(Available at Sadigh Gallery: Cosmetic palette made from black basalt with a symbol to one side. Egyptians used intricately carved palettes to grind the pigments for eye makeup. The history of cosmetics goes back thousands of years. The bible, for example, describes the practice of anointing the head and body with oil. The most famous figure associated with cosmetics was Cleopatra VII, the last Queen of Egypt, who was noted for her skill in making and using cosmetics. Middle Kingdom. 2040-1786 BC. 8" x 4")
The Palette term used to refer to two distinct artifacts:
cosmetic and scribal pallets.
Cosmetic/ceremonial palettes, usually of siltstone
(greywacke), have been found in the form of grave goods in cemeteries as early
as the Baldarian period (c. 5500 – 4000 BC).
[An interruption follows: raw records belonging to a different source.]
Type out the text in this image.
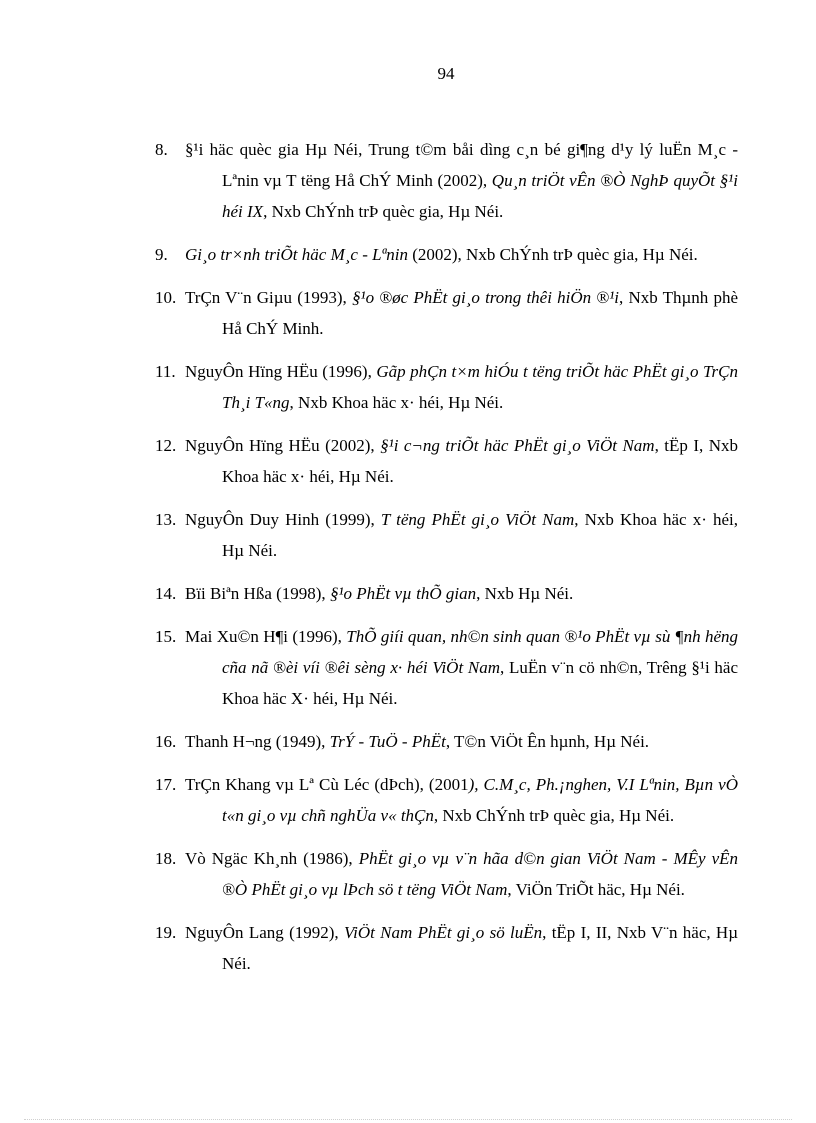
94
8. §¹i häc quèc gia Hµ Néi, Trung t©m båi dìng c¸n bé gi¶ng d¹y lý luËn M¸c - Lªnin vµ T tëng Hå ChÝ Minh (2002), Qu¸n triÖt vÊn ®Ò NghÞ quyÕt §¹i héi IX, Nxb ChÝnh trÞ quèc gia, Hµ Néi.
9. Gi¸o tr×nh triÕt häc M¸c - Lªnin (2002), Nxb ChÝnh trÞ quèc gia, Hµ Néi.
10. TrÇn V¨n Giµu (1993), §¹o ®øc PhËt gi¸o trong thêi hiÖn ®¹i, Nxb Thµnh phè Hå ChÝ Minh.
11. NguyÔn Hïng HËu (1996), Gãp phÇn t×m hiÓu t tëng triÕt häc PhËt gi¸o TrÇn Th¸i T«ng, Nxb Khoa häc x· héi, Hµ Néi.
12. NguyÔn Hïng HËu (2002), §¹i c¬ng triÕt häc PhËt gi¸o ViÖt Nam, tËp I, Nxb Khoa häc x· héi, Hµ Néi.
13. NguyÔn Duy Hinh (1999), T tëng PhËt gi¸o ViÖt Nam, Nxb Khoa häc x· héi, Hµ Néi.
14. Bïi Biªn Hßa (1998), §¹o PhËt vµ thÕ gian, Nxb Hµ Néi.
15. Mai Xu©n H¶i (1996), ThÕ giíi quan, nh©n sinh quan ®¹o PhËt vµ sù ¶nh hëng cña nã ®èi víi ®êi sèng x· héi ViÖt Nam, LuËn v¨n cö nh©n, Trêng §¹i häc Khoa häc X· héi, Hµ Néi.
16. Thanh H¬ng (1949), TrÝ - TuÖ - PhËt, T©n ViÖt Ên hµnh, Hµ Néi.
17. TrÇn Khang vµ Lª Cù Léc (dÞch), (2001), C.M¸c, Ph.¡nghen, V.I Lªnin, Bµn vÒ t«n gi¸o vµ chñ nghÜa v« thÇn, Nxb ChÝnh trÞ quèc gia, Hµ Néi.
18. Vò Ngäc Kh¸nh (1986), PhËt gi¸o vµ v¨n hãa d©n gian ViÖt Nam - MÊy vÊn ®Ò PhËt gi¸o vµ lÞch sö t tëng ViÖt Nam, ViÖn TriÕt häc, Hµ Néi.
19. NguyÔn Lang (1992), ViÖt Nam PhËt gi¸o sö luËn, tËp I, II, Nxb V¨n häc, Hµ Néi.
They were used to grind pigments such as malachite or galena, from which
eye-paint was made. The early examples
were simply rectangular in shape, but by the Naqada I period (c. 4000 – 3500
BC), they were generally carved into more elaborate geometric forms including a
rhomboid which resembles the symbol of the later fertility god Minor, the
schematic silhouettes or animals such as hippopotami and turtles (sometimes
with inlaid eyes).
By this time, cosmetic palettes had almost certainly
acquired ritualistic or magical connotations.
In the Naqada II period (c. 3500 – 3100 BC) the preferred shape tended
to be the forms of fish or birds, rather than animals, and many were
shield-shaped, with two birds’ heads at the top.
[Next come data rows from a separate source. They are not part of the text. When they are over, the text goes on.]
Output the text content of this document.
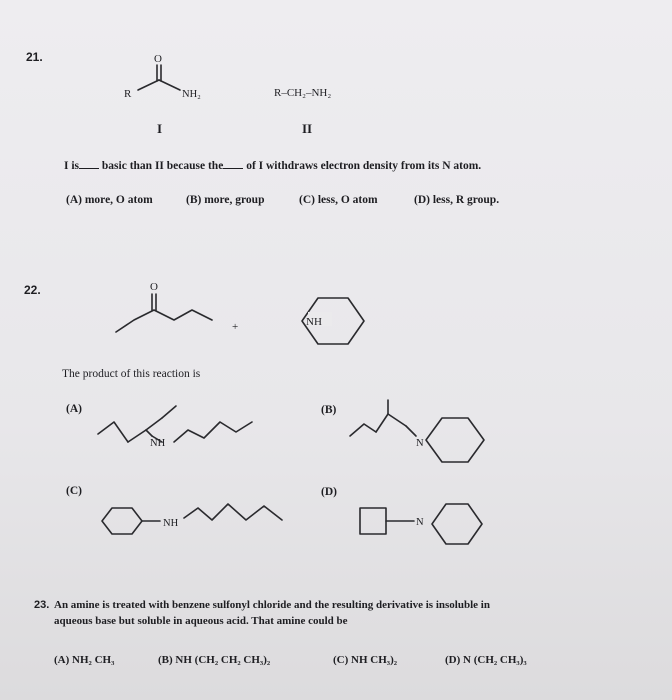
21.	O
R	NH₂	R–CH₂–NH₂
I	II
I is basic than II because the of I withdraws electron density from its N atom.
(A) more, O atom	(B) more, group	(C) less, O atom	(D) less, R group.
22.	O
+	NH
The product of this reaction is
(A)
NH
(B)
N
(C)
NH
(D)
N
23. An amine is treated with benzene sulfonyl chloride and the resulting derivative is insoluble in
aqueous base but soluble in aqueous acid. That amine could be
(A) NH₂ CH₃	(B) NH (CH₂ CH₂ CH₃)₂	(C) NH CH₃)₂	(D) N (CH₂ CH₃)₃
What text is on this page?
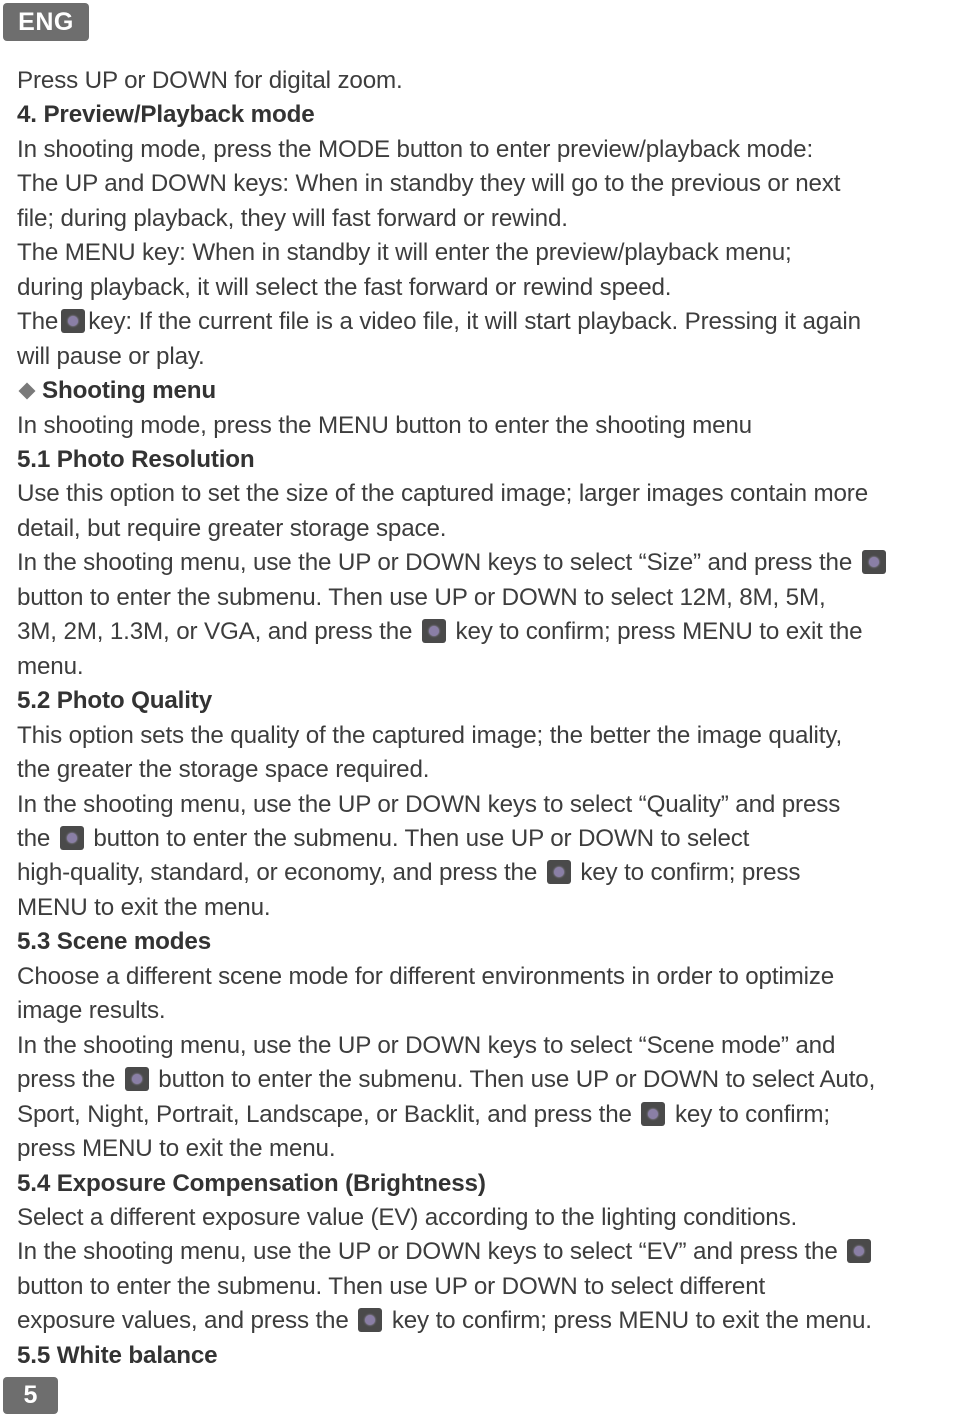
ENG

Press UP or DOWN for digital zoom.

4. Preview/Playback mode

In shooting mode, press the MODE button to enter preview/playback mode:

The UP and DOWN keys: When in standby they will go to the previous or next

file; during playback, they will fast forward or rewind.

The MENU key: When in standby it will enter the preview/playback menu;

during playback, it will select the fast forward or rewind speed.

The key: If the current file is a video file, it will start playback. Pressing it again

will pause or play.

Shooting menu

In shooting mode, press the MENU button to enter the shooting menu

5.1 Photo Resolution

Use this option to set the size of the captured image; larger images contain more

detail, but require greater storage space.

In the shooting menu, use the UP or DOWN keys to select “Size” and press the

button to enter the submenu. Then use UP or DOWN to select 12M, 8M, 5M,

3M, 2M, 1.3M, or VGA, and press the key to confirm; press MENU to exit the

menu.

5.2 Photo Quality

This option sets the quality of the captured image; the better the image quality,

the greater the storage space required.

In the shooting menu, use the UP or DOWN keys to select “Quality” and press

the button to enter the submenu. Then use UP or DOWN to select

high-quality, standard, or economy, and press the key to confirm; press

MENU to exit the menu.

5.3 Scene modes

Choose a different scene mode for different environments in order to optimize

image results.

In the shooting menu, use the UP or DOWN keys to select “Scene mode” and

press the button to enter the submenu. Then use UP or DOWN to select Auto,

Sport, Night, Portrait, Landscape, or Backlit, and press the key to confirm;

press MENU to exit the menu.

5.4 Exposure Compensation (Brightness)

Select a different exposure value (EV) according to the lighting conditions.

In the shooting menu, use the UP or DOWN keys to select “EV” and press the

button to enter the submenu. Then use UP or DOWN to select different

exposure values, and press the key to confirm; press MENU to exit the menu.

5.5 White balance

5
By the terminal Predynastic period, the range of shapes of
the smaller cosmetic palettes had become considerably reduced, but
simultaneously a new and more elaborate ceremonial form began to be
produced. These palettes (usual oval or
shield-shaped) were employed as votive items in temples rather than as grave
goods, and a large number were found in the form of a cache in the Early
Dynastic temple at Hierakonpolis. They
were carved with reliefs depicting the ideology and rituals of the emerging
elite, and the quintessential surviving example is the “Narmer Palette”.
The “Narmer Palette” was found in the so-called “main
deposit” at Kom el-Ahmar, i.e. Hierakonpolis.
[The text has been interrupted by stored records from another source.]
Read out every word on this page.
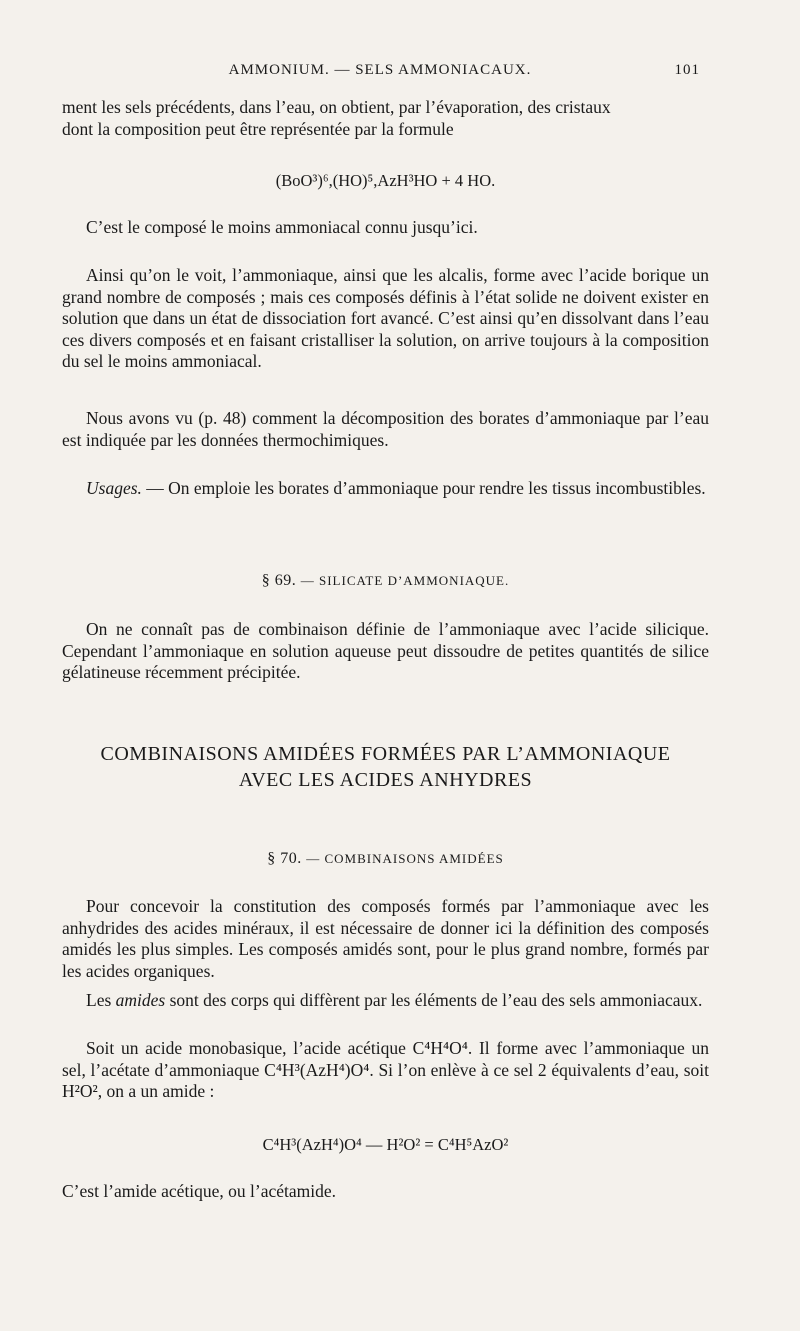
AMMONIUM. — SELS AMMONIACAUX.	101

ment les sels précédents, dans l’eau, on obtient, par l’évaporation, des cristaux

dont la composition peut être représentée par la formule

(BoO³)⁶,(HO)⁵,AzH³HO + 4 HO.

C’est le composé le moins ammoniacal connu jusqu’ici.

Ainsi qu’on le voit, l’ammoniaque, ainsi que les alcalis, forme avec l’acide borique un grand nombre de composés ; mais ces composés définis à l’état solide ne doivent exister en solution que dans un état de dissociation fort avancé. C’est ainsi qu’en dissolvant dans l’eau ces divers composés et en faisant cristalliser la solution, on arrive toujours à la composition du sel le moins ammoniacal.

Nous avons vu (p. 48) comment la décomposition des borates d’ammoniaque par l’eau est indiquée par les données thermochimiques.

Usages. — On emploie les borates d’ammoniaque pour rendre les tissus incombustibles.

§ 69. — SILICATE D’AMMONIAQUE.

On ne connaît pas de combinaison définie de l’ammoniaque avec l’acide silicique. Cependant l’ammoniaque en solution aqueuse peut dissoudre de petites quantités de silice gélatineuse récemment précipitée.

COMBINAISONS AMIDÉES FORMÉES PAR L’AMMONIAQUE
AVEC LES ACIDES ANHYDRES
§ 70. — COMBINAISONS AMIDÉES

Pour concevoir la constitution des composés formés par l’ammoniaque avec les anhydrides des acides minéraux, il est nécessaire de donner ici la définition des composés amidés les plus simples. Les composés amidés sont, pour le plus grand nombre, formés par les acides organiques.

Les amides sont des corps qui diffèrent par les éléments de l’eau des sels ammoniacaux.

Soit un acide monobasique, l’acide acétique C⁴H⁴O⁴. Il forme avec l’ammoniaque un sel, l’acétate d’ammoniaque C⁴H³(AzH⁴)O⁴. Si l’on enlève à ce sel 2 équivalents d’eau, soit H²O², on a un amide :

C⁴H³(AzH⁴)O⁴ — H²O² = C⁴H⁵AzO²

C’est l’amide acétique, ou l’acétamide.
This is perhaps the most intensely studied of all Egyptian artifacts and
the most well known. This triangular
piece of black basalt depicts a king whose name is given as Nar-Mer in the
hieroglyphs. On the obverse he is shown wearing the white crown of the south
and holding a mace about to crush the head of a northern foe, and on the
reverse, the same figure is shown wearing the red crown of the north while a
bull (a symbol of the pharaoh's power) rages below him, smashing the walls of a
city and trampling yet another foe. At
first, it was taken for a plate commemorating a specific historical event, such
as the unification of Upper and Lower Egypt, or a military victory over some
foreign people. However, later research drift towards it being either a
wholly symbolic event aimed at manifesting the King's power, or summarize the
year in which it was made and presented to the temple.
Scribal palettes generally consisted of long rectangular
pieces of wood or stone (averaging 30 cm long and 60 cm wide), each with a
shallow central groove or slot to hold the reed bushes or pens and one or two
circular depressions at one end, to hold cakes of pigment. The hieroglyph used as the determinative for
the words “scribe” and “writing” consisted of a set of scribes’ equipment,
including a shorter version of the palette.